Derivatives: FFCB Realigns its Option Evaluation Operations

The Federal Farm Credit Bureau (FFCB), based in Jersey City, NJ, is a major user of derivatives-no surprise, considering it serves a business in which the principal actors-farmers-routinely take long, hedged commodities positions on margin in a business with large fixed costs. FFCB, a government-sponsored enterprise not dissimilar to federally-chartered Fannie Mae, manages a portfolio with notational amounts of $23.6 billion at year-end 1996-$21 billion in interest rate swaps.

With such extensive, and often complex holdings, FFCB has been challenged to value options derived from its products. "We issue a lot of callable debt, and one of the things we need to do for our banks is value the option in the callable bond," says Bill Whitehead, FFCB's director of research. "They use that for their pricing, because if, say, they have a three-year loan with a pre-payment feature in it, they need to match off their assets and liabilities. This way they can call their debts if interest rates fall, and keep their balance sheet matched off."

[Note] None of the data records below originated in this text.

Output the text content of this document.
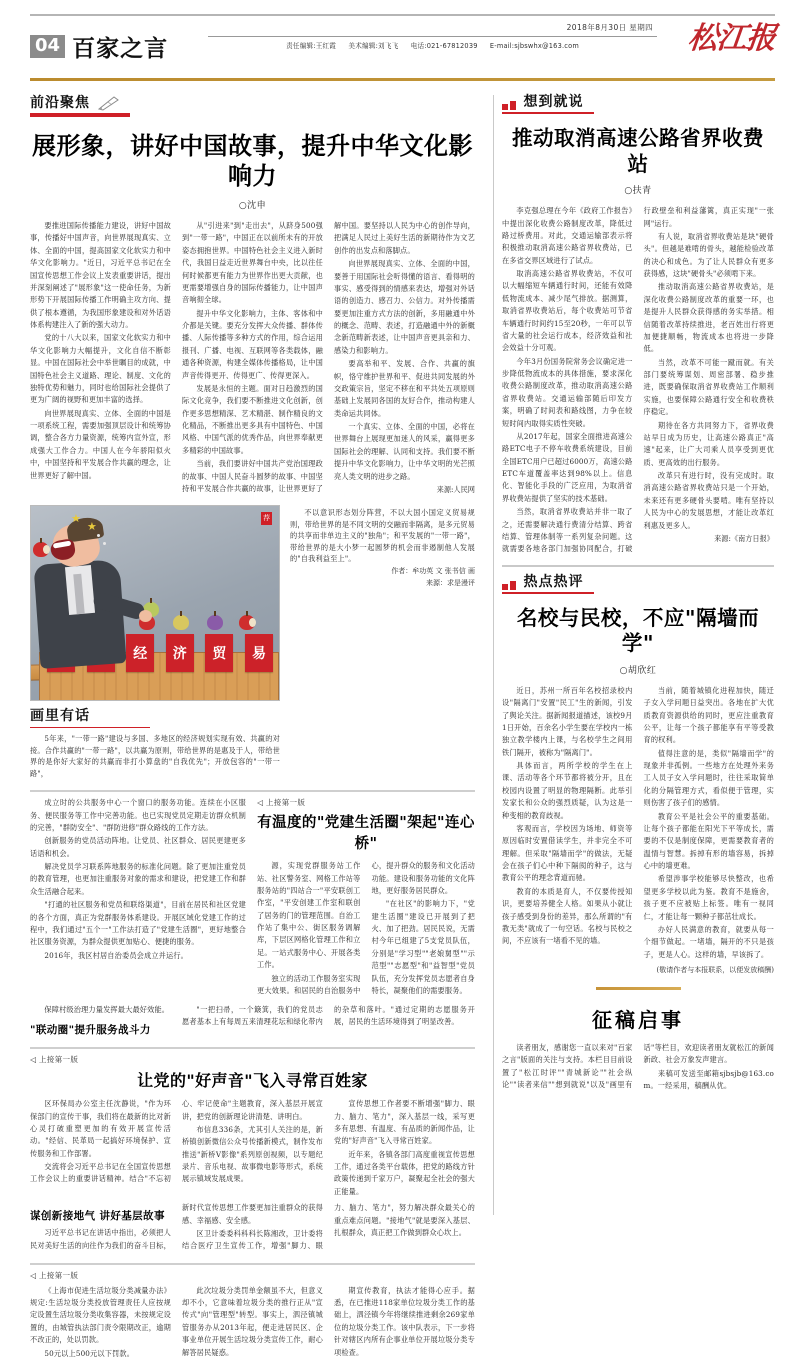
04 百家之言
2018年8月30日 星期四
责任编辑:王红霞 美术编辑:刘飞飞 电话:021-67812039 E-mail:sjbswhx@163.com	松江报
前沿聚焦
展形象，讲好中国故事，提升中华文化影响力
○沈申

要推进国际传播能力建设，讲好中国故事，传播好中国声音，向世界展现真实、立体、全面的中国，提高国家文化软实力和中华文化影响力。"近日，习近平总书记在全国宣传思想工作会议上发表重要讲话，提出并深刻阐述了"展形象"这一使命任务，为新形势下开展国际传播工作明确主攻方向、提供了根本遵循，为我国形象建设和对外话语体系构建注入了新的强大动力。

党的十八大以来，国家文化软实力和中华文化影响力大幅提升，文化自信不断彰显。中国在国际社会中举世瞩目的成就，中国特色社会主义道路、理论、制度、文化的独特优势和魅力，同时也给国际社会提供了更为广阔的视野和更加丰富的选择。

向世界展现真实、立体、全面的中国是一项系统工程，需要加强顶层设计和统筹协调，整合各方力量资源，统筹内宣外宣，形成强大工作合力。中国人在今年骄阳似火中，中国坚持和平发展合作共赢的理念，让世界更好了解中国。

从"引进来"到"走出去"，从跻身500强到"一带一路"，中国正在以前所未有的开放姿态拥抱世界。中国特色社会主义进入新时代，我国日益走近世界舞台中央，比以往任何时候都更有能力为世界作出更大贡献，也更需要增强自身的国际传播能力，让中国声音响彻全球。

提升中华文化影响力，主体、客体和中介都是关键。要充分发挥大众传播、群体传播、人际传播等多种方式的作用，综合运用报刊、广播、电视、互联网等各类载体，融通各种资源，构建全媒体传播格局，让中国声音传得更开、传得更广、传得更深入。

发展是永恒的主题。面对日趋激烈的国际文化竞争，我们要不断推进文化创新，创作更多思想精深、艺术精湛、制作精良的文化精品，不断推出更多具有中国特色、中国风格、中国气派的优秀作品，向世界奉献更多精彩的中国故事。

当前，我们要讲好中国共产党治国理政的故事、中国人民奋斗圆梦的故事、中国坚持和平发展合作共赢的故事，让世界更好了解中国。要坚持以人民为中心的创作导向，把满足人民过上美好生活的新期待作为文艺创作的出发点和落脚点。

向世界展现真实、立体、全面的中国，要善于用国际社会听得懂的语言、看得明的事实、感受得到的情感来表达，增强对外话语的创造力、感召力、公信力。对外传播需要更加注重方式方法的创新，多用融通中外的概念、范畴、表述，打造融通中外的新概念新范畴新表述，让中国声音更具亲和力、感染力和影响力。

要高举和平、发展、合作、共赢的旗帜，恪守维护世界和平、促进共同发展的外交政策宗旨，坚定不移在和平共处五项原则基础上发展同各国的友好合作，推动构建人类命运共同体。

一个真实、立体、全面的中国，必将在世界舞台上展现更加迷人的风采，赢得更多国际社会的理解、认同和支持。我们要不断提升中华文化影响力，让中华文明的光芒照亮人类文明的进步之路。

来源:人民网
荐
★
★
经	济	贸	易
画里有话

5年来，"一带一路"建设与多国、多地区的经济规划实现有效、共赢的对接。合作共赢的"一带一路"，以共赢为原则，带给世界的是惠及于人，带给世界的是你好大家好的共赢而非打小算盘的"自我优先"；开放包容的"一带一路"，

不以意识形态划分阵营，不以大国小国定义贸易规则，带给世界的是不同文明的交融而非隔离，是多元贸易的共享而非单边主义的"独角"；和平发展的"一带一路"，带给世界的是大小梦一起圆梦的机会而非遏制他人发展的"自我利益至上"。

作者：牟功英 文 张书信 画
来源：求是漫评

成立时的公共服务中心一个窗口的服务功能。连续在小区服务、便民服务等工作中完善功能。也已实现党员定期走访群众机制的完善，"群防安全"、"群防进修"群众路线的工作方法。

创新服务的党员活动阵地。让党员、社区群众、居民更建更多话语和机会。

解决党员学习联系阵地服务的标准化问题。除了更加注重党员的教育管理，也更加注重服务对象的需求和建设，把党建工作和群众生活融合起来。

"打通的社区服务和党员和联络渠道"，目前在居民和社区党建的各个方面，真正为党群服务体系建设。开展区域化党建工作的过程中，我们通过"五个一"工作法打造了"党建生活圈"，更好地整合社区服务资源，为群众提供更加贴心、便捷的服务。

2016年，我区村居自治委员会成立并运行。

◁ 上接第一版
有温度的"党建生活圈"架起"连心桥"

源，实现党群服务站工作站、社区警务室、网格工作站等服务站的"四站合一"平安联创工作室，"平安创建工作室和联创了居务的门的管理范围。自治工作站了集中公、街区服务调解库，下层区网格化管理工作和立足。一站式服务中心、开展各类工作。

独立的活动工作服务室实现更大效果。和居民的自治服务中心，提升群众的服务和文化活动功能。建设和服务功能的文化阵地，更好服务居民群众。

"在社区"的影响力下，"党建生活圈"建设已开展到了把火、加了把劲。居民民说，无需村今年已组建了5支党员队伍，分别是"学习型""老娘舅型""示范型""志愿型"和"益智型"党员队伍，充分发挥党员志愿者自身特长，凝聚他们的需要服务。

保障村级治理力量发挥最大最好效能。

"联动圈"提升服务战斗力

"一把扫帚，一个簸箕，我们的党员志愿者基本上有每周五来清理花坛和绿化带内的杂草和落叶。"通过定期的志愿服务开展，居民的生活环境得到了明显改善。

◁ 上接第一版
让党的"好声音"飞入寻常百姓家

区环保局办公室主任沈静说，"作为环保部门的宣传干事，我们将在最新的比对新心灵打破重塑更加的有效开展宣传活动。"经信、民革局一起搞好环境保护、宣传服务和工作部署。

交流将会习近平总书记在全国宣传思想工作会议上的重要讲话精神。结合"不忘初心、牢记使命"主题教育，深入基层开展宣讲，把党的创新理论讲清楚、讲明白。

布信息336条，尤其引人关注的是，新桥镇创新微信公众号传播新模式，制作发布推送"新桥V影像"系列原创视频，以专题纪录片、音乐电视、故事微电影等形式，系统展示镇域发展成果。

宣传思想工作者要不断增强"脚力、眼力、脑力、笔力"，深入基层一线，采写更多有思想、有温度、有品质的新闻作品，让党的"好声音"飞入寻常百姓家。

近年来，各镇各部门高度重视宣传思想工作，通过各类平台载体，把党的路线方针政策传递到千家万户，凝聚起全社会的强大正能量。

谋创新接地气 讲好基层故事

习近平总书记在讲话中指出，必须把人民对美好生活的向往作为我们的奋斗目标，新时代宣传思想工作要更加注重群众的获得感、幸福感、安全感。

区卫计委委科科科长陈湘改，卫计委将结合医疗卫生宣传工作，增强"脚力、眼力、脑力、笔力"，努力解决群众最关心的重点难点问题。"接地气"就是要深入基层、扎根群众，真正把工作做到群众心坎上。

◁ 上接第一版

《上海市促进生活垃圾分类减量办法》规定:生活垃圾分类投放管理责任人应按规定设置生活垃圾分类收集容器，未按规定设置的，由城管执法部门责令限期改正，逾期不改正的，处以罚款。

50元以上500元以下罚款。

此次垃圾分类罚单金额虽不大，但意义却不小，它意味着垃圾分类的推行正从"宣传式"向"管理型"转型。事实上，泗泾镇城管服务办从2013年起，便走进居民区、企事业单位开展生活垃圾分类宣传工作，耐心解答居民疑惑。

期宣传教育，执法才能得心应手。据悉，在已推进118家单位垃圾分类工作的基础上，泗泾镇今年将继续推进剩余269家单位的垃圾分类工作。该中队表示，下一步将针对辖区内所有企事业单位开展垃圾分类专项检查。

想到就说
推动取消高速公路省界收费站
○扶青

李克强总理在今年《政府工作报告》中提出深化收费公路制度改革，降低过路过桥费用。对此，交通运输部表示将积极推动取消高速公路省界收费站，已在多省交界区域进行了试点。

取消高速公路省界收费站，不仅可以大幅缩短车辆通行时间，还能有效降低物流成本、减少尾气排放。据测算，取消省界收费站后，每个收费站可节省车辆通行时间约15至20秒，一年可以节省大量的社会运行成本，经济效益和社会效益十分可观。

今年3月份国务院常务会议确定进一步降低物流成本的具体措施，要求深化收费公路制度改革，推动取消高速公路省界收费站。交通运输部随后印发方案，明确了时间表和路线图，力争在较短时间内取得实质性突破。

从2017年起，国家全面推进高速公路ETC电子不停车收费系统建设，目前全国ETC用户已超过6000万，高速公路ETC车道覆盖率达到98%以上。信息化、智能化手段的广泛应用，为取消省界收费站提供了坚实的技术基础。

当然，取消省界收费站并非一取了之，还需要解决通行费清分结算、跨省结算、管理体制等一系列复杂问题。这就需要各地各部门加强协同配合，打破行政壁垒和利益藩篱，真正实现"一张网"运行。

有人说，取消省界收费站是块"硬骨头"。但越是难啃的骨头，越能检验改革的决心和成色。为了让人民群众有更多获得感，这块"硬骨头"必须啃下来。

推动取消高速公路省界收费站，是深化收费公路制度改革的重要一环，也是提升人民群众获得感的务实举措。相信随着改革持续推进，老百姓出行将更加便捷顺畅，物流成本也将进一步降低。

当然，改革不可能一蹴而就。有关部门要统筹谋划、周密部署、稳步推进，既要确保取消省界收费站工作顺利实施，也要保障公路通行安全和收费秩序稳定。

期待在各方共同努力下，省界收费站早日成为历史，让高速公路真正"高速"起来，让广大司乘人员享受到更优质、更高效的出行服务。

改革只有进行时，没有完成时。取消高速公路省界收费站只是一个开始，未来还有更多硬骨头要啃。唯有坚持以人民为中心的发展思想，才能让改革红利惠及更多人。

来源:《南方日报》
热点热评
名校与民校，不应"隔墙而学"
○胡欣红

近日，苏州一所百年名校招录校内设"隔离门"安置"民工"生的新闻，引发了舆论关注。据新闻报道描述，该校9月1日开始，百余名小学生要在学校内一栋独立教学楼内上课，与名校学生之间用铁门隔开，被称为"隔离门"。

具体而言，两所学校的学生在上课、活动等各个环节都将被分开，且在校园内设置了明显的物理隔断。此举引发家长和公众的强烈质疑，认为这是一种变相的教育歧视。

客观而言，学校因为场地、师资等原因临时安置借读学生，并非完全不可理解。但采取"隔墙而学"的做法，无疑会在孩子们心中种下隔阂的种子，这与教育公平的理念背道而驰。

教育的本质是育人，不仅要传授知识，更要培养健全人格。如果从小就让孩子感受到身份的差异，那么所谓的"有教无类"就成了一句空话。名校与民校之间，不应该有一堵看不见的墙。

当前，随着城镇化进程加快，随迁子女入学问题日益突出。各地在扩大优质教育资源供给的同时，更应注重教育公平，让每一个孩子都能享有平等受教育的权利。

值得注意的是，类似"隔墙而学"的现象并非孤例。一些地方在处理外来务工人员子女入学问题时，往往采取简单化的分隔管理方式，看似便于管理，实则伤害了孩子们的感情。

教育公平是社会公平的重要基础。让每个孩子都能在阳光下平等成长，需要的不仅是制度保障，更需要教育者的温情与智慧。拆掉有形的墙容易，拆掉心中的墙更难。

希望涉事学校能够尽快整改，也希望更多学校以此为鉴。教育不是施舍，孩子更不应被贴上标签。唯有一视同仁，才能让每一颗种子都茁壮成长。

办好人民满意的教育，就要从每一个细节做起。一堵墙，隔开的不只是孩子，更是人心。这样的墙，早该拆了。

(敬请作者与本报联系，以便发放稿酬)
征稿启事

读者朋友，感谢您一直以来对"百家之言"版面的关注与支持。本栏目目前设置了"松江时评""青城新论""社会纵论""读者来信""想到就说"以及"画里有话"等栏目，欢迎读者朋友就松江的新闻新政、社会万象发声建言。

来稿可发送至邮箱sjbsjb@163.com。一经采用，稿酬从优。
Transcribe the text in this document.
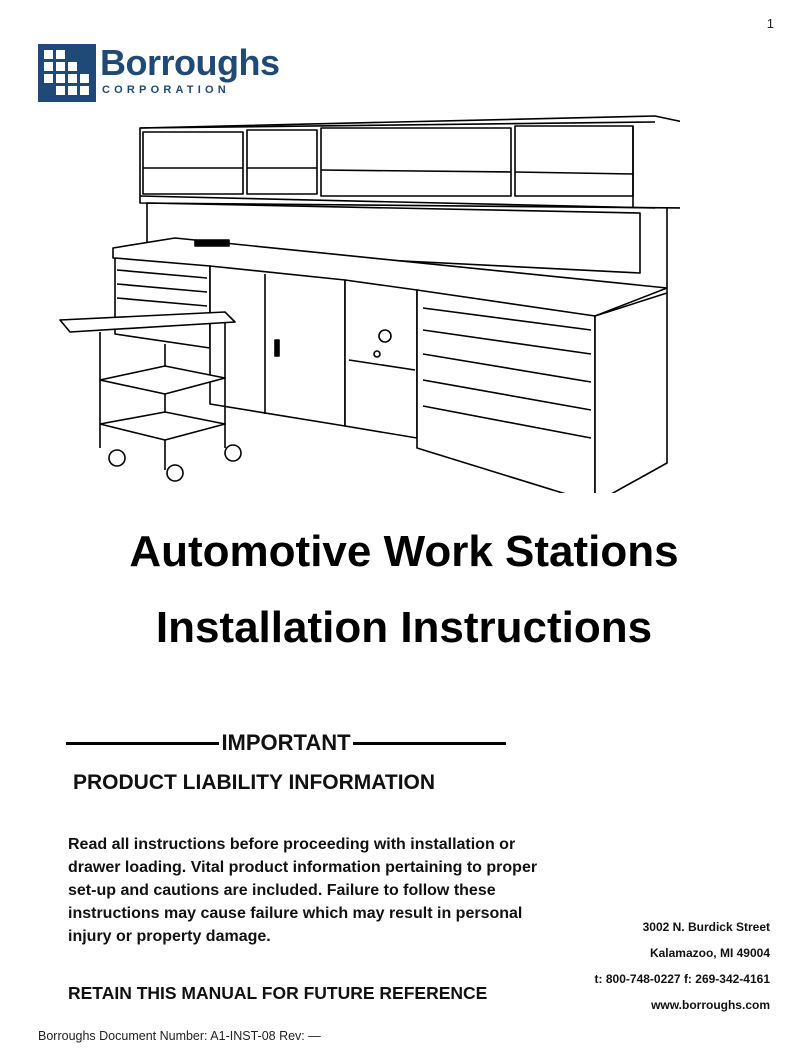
1
Borroughs
CORPORATION
Automotive Work Stations
Installation Instructions
IMPORTANT
PRODUCT LIABILITY INFORMATION

Read all instructions before proceeding with installation or drawer loading. Vital product information pertaining to proper set-up and cautions are included. Failure to follow these instructions may cause failure which may result in personal injury or property damage.

RETAIN THIS MANUAL FOR FUTURE REFERENCE
3002 N. Burdick Street
Kalamazoo, MI 49004
t: 800-748-0227 f: 269-342-4161
www.borroughs.com
Borroughs Document Number: A1-INST-08 Rev: —
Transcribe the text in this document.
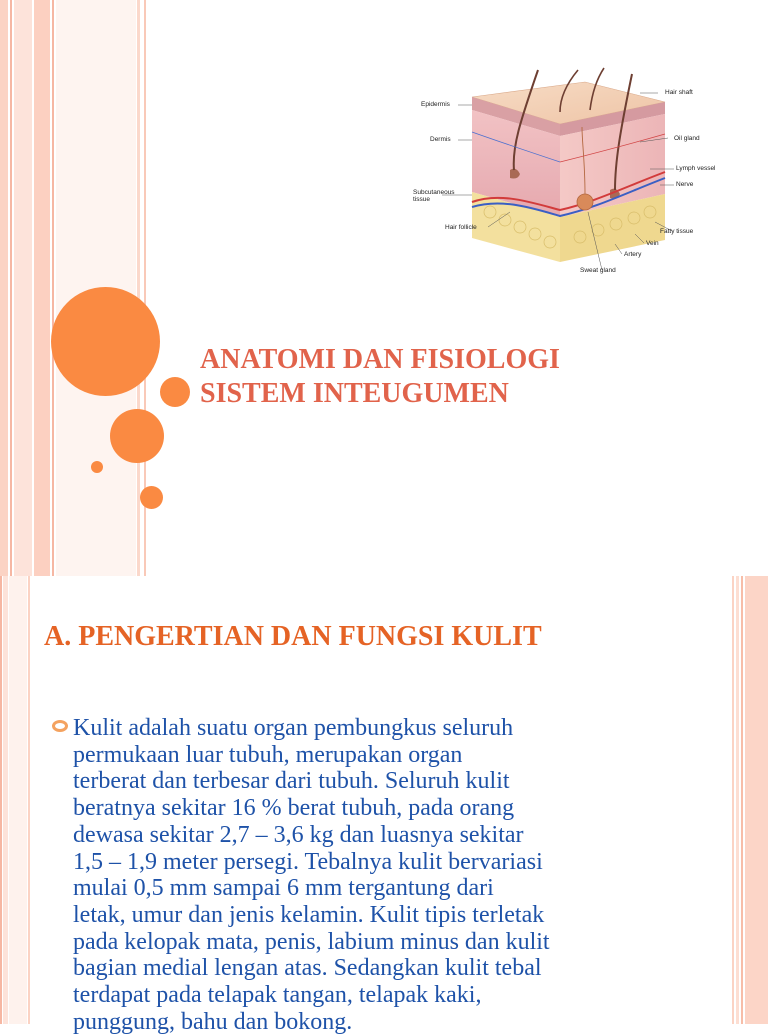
Epidermis
Dermis
Subcutaneous
tissue
Hair follicle
Hair shaft
Oil gland
Lymph vessel
Nerve
Fatty tissue
Vein
Artery
Sweat gland
ANATOMI DAN FISIOLOGI
SISTEM INTEUGUMEN
A. PENGERTIAN DAN FUNGSI KULIT
Kulit adalah suatu organ pembungkus seluruh
permukaan luar tubuh, merupakan organ
terberat dan terbesar dari tubuh. Seluruh kulit
beratnya sekitar 16 % berat tubuh, pada orang
dewasa sekitar 2,7 – 3,6 kg dan luasnya sekitar
1,5 – 1,9 meter persegi. Tebalnya kulit bervariasi
mulai 0,5 mm sampai 6 mm tergantung dari
letak, umur dan jenis kelamin. Kulit tipis terletak
pada kelopak mata, penis, labium minus dan kulit
bagian medial lengan atas. Sedangkan kulit tebal
terdapat pada telapak tangan, telapak kaki,
punggung, bahu dan bokong.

To price and monitor the risks in these exposures, FFCB uses FinancialCAD's library of algorithms and other underlying derivatives mathematics. FFCB took on this service when several of its lending institutions requested a weekly report on the embedded call options in their loans to produce an estimate on their call costs. "We were running the analysis on determining the actual options costs and implied volatilities using the Bloomberg OAM-1 model, which is an on-screen model where you plug in all the bond (characteristics), which is time-consuming, and you get an answer back which is your spread over Treasuries," he says.

This turned into an enormous task for Whitehead and his staff, because it meant taking six steps for each of its 20 instruments. So when he saw an ad for FinancialCAD about a year ago and noticed the price had fallen from $1,500 to $395 for the whole package. "We said, 'What do we have to lose? We'll give it a shot.'"

"There's a bit of learning curve, because it's Excel-based, but it took me about a weekend to figure it out," Whitehead says. "It has a number of add-in models and you need to understand derivatives to understand which one to use to be able to design your spreadsheet and your solution. But they have some great utilities, like adding dates and interpolations."

This was quite valuable for Whitehead, because some call options have 367 days in them for arcane reasons connected to the call dates. Previously, he says, his Excel spreadsheets didn't handle the odd coupon- but FinancialCAD does-saving him time and effort. "I only had to plug in the dates, and it goes," he says.

Whitehead needed a system that would speed a time-consuming calculation process that had his people manually inserting dates and data to price new instruments. "We had to do this (weekly report) every Wednesday, and we just hated it."

But there were other spurs to his adopting FinancialCAD: His St. Paul, MN, bank had been using the system, and Whitehead had a live feed installed in his department at the recommendation of one of the futures brokers he uses. The resulting daily demonstrations, he says, helped convince him to give FinancialCAD a trial run. That experience, he says, sold him on the system.

The advantages for Whitehead: "Cost and productivity," he says. "Doing this on a spreadsheet solved my problem of rolling my dates forward each week, so that as a result, where we were only pricing about 20 instruments per week before, we're now pricing about 40 or 45."

Whitehead says he began using FinancialCAD this past summer, and he's found it spreading through his department like ivy on an old farmhouse. "We're using it all over the place now," he says. "I have a whole list of things that I'm developing" for FinancialCAD applications. "We use it in our group here, and (with his member banks.)"

One example of how he uses it: FFCB had a set of 15-year bonds, three of them non-callable for ten years, that have call options due in about 12 to 18 months. FinancialCAD's interest rate swaptions calculators allowed Whitehead to design a synthetic call on the bond considerably ahead of the exercise date, so that if rates fell, he could lock in the value of the option, and price the value of the hedge. Whitehead also uses it to calculate forward rates for his member banks. Even Whitehead thinks that's smooth operating.